広汎性発達障害(PDD)の原因と生涯有病率・男女の発症率の差
広汎性発達障害(自閉症性障害)の発症年齢は“3歳以前の発達早期”とされ、その原因は親の育て方・愛情や友達との接し方といった『環境要因(後天的要因)』ではなく『生物学的要因・遺伝要因(生得的要因)』と考えられるようになっている。
広汎性発達障害(Pervasive Developmental Disorders:PDD)の『ローラの3つ組』:乳幼児期の発達障害
広汎性発達障害が『自閉症(autism)』として研究されていた初期には、統合失調症の早期発症例や『冷蔵庫マザー(愛情表現・優しさが足りない母親)』の育て方の失敗の問題として扱われることのほうが多かったが、現在ではそういった母子関係や育て方の環境要因によって広汎性発達障害が発症するという考え方は完全に否定されている。統合失調症と広汎性発達障害(PDD)も、その特徴が異なる精神疾患(発達障害)として整理し直されているのである。

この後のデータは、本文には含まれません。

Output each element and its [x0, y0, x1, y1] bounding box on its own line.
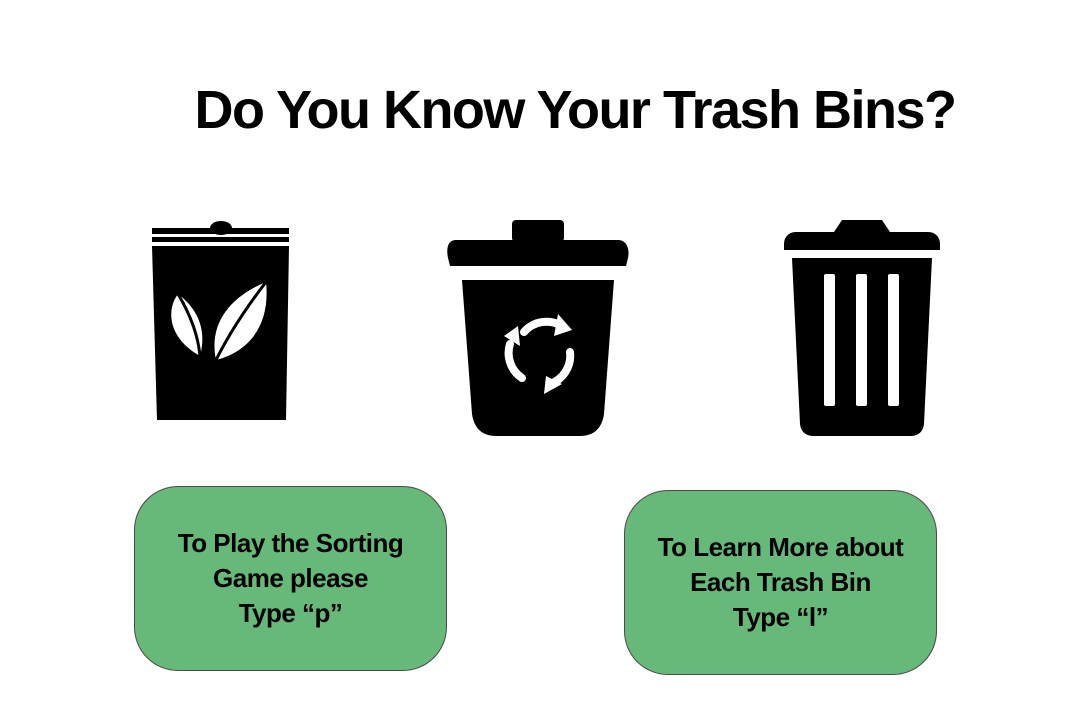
learn-option-text: To Learn More about Each Trash Bin Type …	[658, 530, 904, 635]
learn-option-line: Each Trash Bin	[690, 567, 871, 597]
leaf-icon	[171, 281, 268, 361]
play-game-option[interactable]: To Play the Sorting Game please Type “p”	[134, 486, 447, 671]
play-option-line: To Play the Sorting	[177, 528, 404, 558]
page-title: Do You Know Your Trash Bins?	[194, 80, 957, 140]
learn-more-option[interactable]: To Learn More about Each Trash Bin Type …	[624, 490, 937, 675]
compost-bin-icon	[150, 218, 292, 424]
play-option-text: To Play the Sorting Game please Type “p”	[177, 526, 404, 631]
trash-bin-icon	[782, 218, 942, 440]
play-option-line: Game please	[213, 563, 368, 593]
recycling-bin-icon	[446, 218, 630, 440]
trash-can-icon	[824, 274, 899, 406]
learn-option-line: To Learn More about	[657, 532, 904, 562]
play-option-line: Type “p”	[238, 598, 343, 628]
learn-option-line: Type “l”	[732, 602, 829, 632]
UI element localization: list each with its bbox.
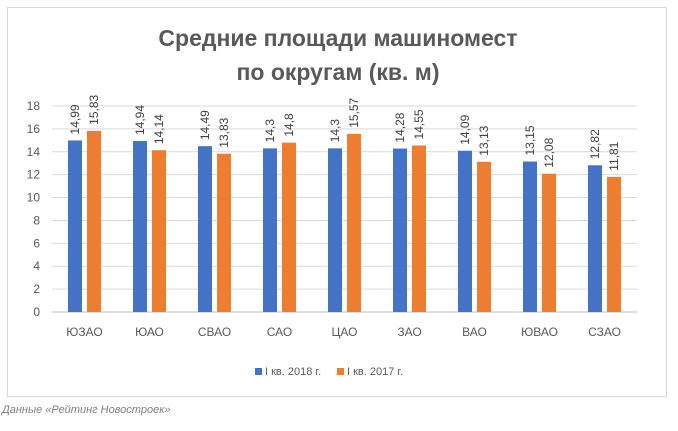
bar (282, 142, 296, 312)
legend-label: I кв. 2018 г. (265, 366, 321, 378)
bar (198, 146, 212, 312)
x-tick-label: ЮЗАО (66, 325, 102, 339)
bar (87, 130, 101, 312)
y-tick-label: 0 (33, 305, 40, 319)
y-tick-label: 4 (33, 259, 40, 273)
data-label: 11,81 (607, 141, 621, 170)
bar (542, 173, 556, 312)
x-tick-label: ЮВАО (521, 325, 558, 339)
source-caption: Данные «Рейтинг Новостроек» (2, 404, 171, 416)
legend-label: I кв. 2017 г. (347, 366, 403, 378)
y-tick-label: 14 (27, 145, 41, 159)
data-label: 14,14 (152, 114, 166, 144)
y-tick-label: 16 (27, 122, 41, 136)
data-label: 12,82 (588, 129, 602, 159)
bar (588, 165, 602, 312)
bar (217, 153, 231, 312)
bar (263, 148, 277, 312)
bar (68, 140, 82, 312)
data-label: 12,08 (542, 137, 556, 167)
bar (133, 141, 147, 312)
x-tick-label: ЦАО (332, 325, 358, 339)
data-label: 15,57 (347, 97, 361, 127)
x-tick-label: ВАО (462, 325, 487, 339)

広汎性発達障害の生涯有病率は“約0.1%(約1000人に1人)”であるが、現在では研究者や統計情報の取り方によって約1.0%以上の幼児に見られるといった見解もあり、『児童期〜思春期・成年期』になってから改めて発見される発達障害も含めると、約0.1%よりはやや高い割合で発症していると推測される。性別ごとの発症率では、男児のほうが女児よりも約3〜4倍多いとされている。
現在の広汎性発達障害(PDD)にまつわる主流の原因論では、『中枢神経系(脳)の成熟障害』が原因と考えられており、生得的に存在する器質的な脳機能障害によって『知覚・認知・感情(共感)・意志』などの高次脳機能が低下したり異常を起こすとされている。広汎性発達障害はまた『知的障害(精神遅滞)・てんかん・脳波異常』などとオーバーラップ(重複)しやすい。